Cyber terrorism set to increase after al-Qaeda calls for more cyber attacks, says government

A senior Whitehall spokesman said al-Qaeda has called for the use of more cyber terrorism, which he described as "a foretaste of things to come". The government is therefore working on the assumption that the threat will continue to grow, the spokesman said.

Currently there is no evidence of systematic cyber terrorism, said the report. The first recorded incident of a terrorist cyber attack on corporate computer systems took place in 2010 - Tariq bin Ziyad Brigades claimed responsibility for the "Electronic Jihad". Last year, the government allocated £650m for cyber defences over the next four years.

Terrorists armed with new technologies

Home secretary Theresa May said: "As technology becomes an increasing issue for terrorists as they become more advanced [in how they use it], our capacity in dealing with it as a threat has to be constantly enhanced."

The new counter-terrorism strategy is our response to the continuing and evolving threat we face as a country, she added. "It is both comprehensive and wide-ranging, dealing with grand strategic issues and detailed technological points."

Terrorists are utilising a range of new technologies to ramp up attacks, the report found. Tools such as Google Earth and Street View are being used for planning, and the terrorist attacks in Mumbai in 2008 were directed by people using off-the-shelf secure communications technology.

Software to encrypt mobile phone voice and SMS functions is widely available and improving, along with peer-to-peer networks and torrents, the report found.

Wider sharing of extremist information

Darknets, which enable users to share content anonymously, are also likely to become more popular. Cloud computing will enable terrorists to store and distribute material in a more robust way, which can then be encrypted and configured to work with smartphones.

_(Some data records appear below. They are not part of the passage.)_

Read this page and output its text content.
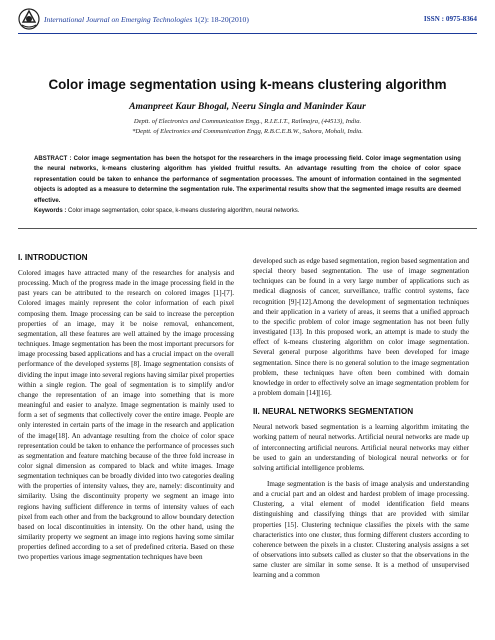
International Journal on Emerging Technologies 1(2): 18-20(2010)	ISSN : 0975-8364
Color image segmentation using k-means clustering algorithm
Amanpreet Kaur Bhogal, Neeru Singla and Maninder Kaur
Deptt. of Electronics and Communication Engg., R.I.E.I.T., Railmajra, (44513), India.
*Deptt. of Electronics and Communication Engg, R.B.C.E.B.W., Sahora, Mohali, India.
ABSTRACT : Color image segmentation has been the hotspot for the researchers in the image processing field. Color image segmentation using the neural networks, k-means clustering algorithm has yielded fruitful results. An advantage resulting from the choice of color space representation could be taken to enhance the performance of segmentation processes. The amount of information contained in the segmented objects is adopted as a measure to determine the segmentation rule. The experimental results show that the segmented image results are deemed effective.
Keywords : Color image segmentation, color space, k-means clustering algorithm, neural networks.
I. INTRODUCTION

Colored images have attracted many of the researches for analysis and processing. Much of the progress made in the image processing field in the past years can be attributed to the research on colored images [1]-[7]. Colored images mainly represent the color information of each pixel composing them. Image processing can be said to increase the perception properties of an image, may it be noise removal, enhancement, segmentation, all these features are well attained by the image processing techniques. Image segmentation has been the most important precursors for image processing based applications and has a crucial impact on the overall performance of the developed systems [8]. Image segmentation consists of dividing the input image into several regions having similar pixel properties within a single region. The goal of segmentation is to simplify and/or change the representation of an image into something that is more meaningful and easier to analyze. Image segmentation is mainly used to form a set of segments that collectively cover the entire image. People are only interested in certain parts of the image in the research and application of the image[18]. An advantage resulting from the choice of color space representation could be taken to enhance the performance of processes such as segmentation and feature matching because of the three fold increase in color signal dimension as compared to black and white images. Image segmentation techniques can be broadly divided into two categories dealing with the properties of intensity values, they are, namely: discontinuity and similarity. Using the discontinuity property we segment an image into regions having sufficient difference in terms of intensity values of each pixel from each other and from the background to allow boundary detection based on local discontinuities in intensity. On the other hand, using the similarity property we segment an image into regions having some similar properties defined according to a set of predefined criteria. Based on these two properties various image segmentation techniques have been

developed such as edge based segmentation, region based segmentation and special theory based segmentation. The use of image segmentation techniques can be found in a very large number of applications such as medical diagnosis of cancer, surveillance, traffic control systems, face recognition [9]-[12].Among the development of segmentation techniques and their application in a variety of areas, it seems that a unified approach to the specific problem of color image segmentation has not been fully investigated [13]. In this proposed work, an attempt is made to study the effect of k-means clustering algorithm on color image segmentation. Several general purpose algorithms have been developed for image segmentation. Since there is no general solution to the image segmentation problem, these techniques have often been combined with domain knowledge in order to effectively solve an image segmentation problem for a problem domain [14][16].

II. NEURAL NETWORKS SEGMENTATION

Neural network based segmentation is a learning algorithm imitating the working pattern of neural networks. Artificial neural networks are made up of interconnecting artificial neurons. Artificial neural networks may either be used to gain an understanding of biological neural networks or for solving artificial intelligence problems.

Image segmentation is the basis of image analysis and understanding and a crucial part and an oldest and hardest problem of image processing. Clustering, a vital element of model identification field means distinguishing and classifying things that are provided with similar properties [15]. Clustering technique classifies the pixels with the same characteristics into one cluster, thus forming different clusters according to coherence between the pixels in a cluster. Clustering analysis assigns a set of observations into subsets called as cluster so that the observations in the same cluster are similar in some sense. It is a method of unsupervised learning and a common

Use of social networking sites and video sharing is now commonplace, added the report. There have been a number of attempts by terrorists and extremist groups to "invade". Facebook, although the report did not provide any details as to the form of this so-called invasion.

Twitter also poses a threat, as it is used to repost media or forum articles enabling extremist content to be shared more quickly, widely and among people who would not normally search for extremist content, said the report.

Estimates of the number of terrorism-related websites, made by experts in the field, range from several hundred to several thousand. It is clear that a few dozen are highly influential and frequented by terrorists, the report said.